When I got to this office, he showed me the MRI of my knee, while repeatedly telling me that it was a miracle that I had previously walked in and out of his office without crutches or a wheel chair. I have two fractures in my knee with over a ¼ inch separation in them.

My doctor prescribed more Vicodin for me and told me that I would need surgery to correct the fractures in my knee. He told me that he would get me in as soon as he could but he would need to get permission from Blue Cross to do the surgery. Again for the sake of brevity, I received a call about three months later informing me that I was scheduled for surgery around the third week of October of 2015.

I was so happy when my surgery day arrived. I went to the hospital a little nervous, as it would have been the first time I had ever been hospitalized, but after enduring the pain I had gone through for over 11 months, I was ready to have it done. Can you guess what happened next.

I cannot begin to tell you how shocked I was when I got to the hospital and was told that my doctor could not come to perform the surgery because he no longer accepted my insurance. To compound the issue, the hospital could not provide me a surgeon to perform the operation, so therefore I would have to find a new orthopedic surgeon.
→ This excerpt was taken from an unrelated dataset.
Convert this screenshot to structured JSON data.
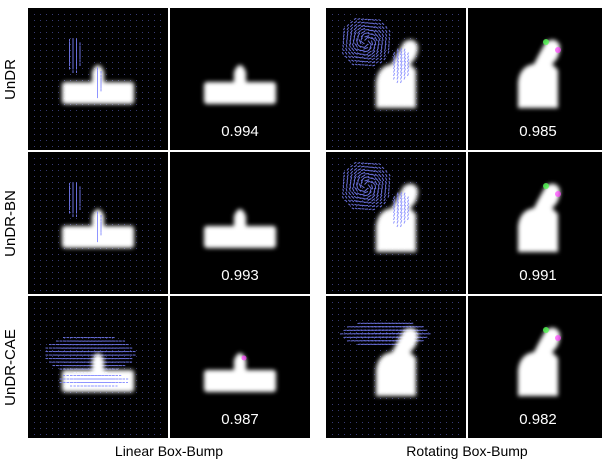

Again for the sake of brevity, I will not rehash all the same crap I had to go through and the time involved in doing so, to get an appointment with my primary quack, a new referral and approval to see another orthopedic specialist and being sent again for a new MRI requested by the new orthopedic doctor.


About the second week of December 2015, I had an appointment to have another MRI done on my knee. Three days prior to my appointment, I received a call from the place that was suppose to perform the MRI, informing me that I would need to pay them a copay of $2,800.00 prior to having the MRI done.

It is now February of 2016. I have been unemployed for over a year. I have gone on three job interviews and was politely told that when I can walk correctly again, to give them a call. I am financially ruined and I could not buy my wife a box of tampons on credit. Everyday, I wake up and go to bed in extreme pain. I spend the day on my computer applying for jobs that I am not physically capable of doing, even if I was hired to do so. My friends and family tell me to keep my head up as my situation could not possibly get any worse. They were wrong!

In March of this year, my new coverage with Blue Cross, if you could call it coverage, will start. My part of the monthly premiums are now over $800.00 and my out of pocket deductible, before they will pay for anything, including prescriptions, is $10,800.00 Due to my weight, I now require blood pressure medicine that will cost me over $200.00 a month. The surgery I need, will require I come up with $10,800.00 before I can be admitted to the hospital for the same. To see my primary quack and or orthopedic doctor, after March 1, 2016, will cost me a minimum of $200.00 a visit.

Considering I am broke, selling my precious possessions to keep a roof over my wife and my head and to feed us, the probability of me ever walking right again and spending a pain free day, is about the same as me winning the Powerball lottery.

Because this has been lengthy, I will not bore you with the insane reasons I cannot obtain Medicare and or disability from the government, so I will finish this long diatribe with some words I hope President Obama will read one day.

Mr. Obama, I hope one day that you and your family actually have to rely on Obama Care to take care of any infirmities you or your family may succumb too. The Affordable Care Act? Are your fricken insane?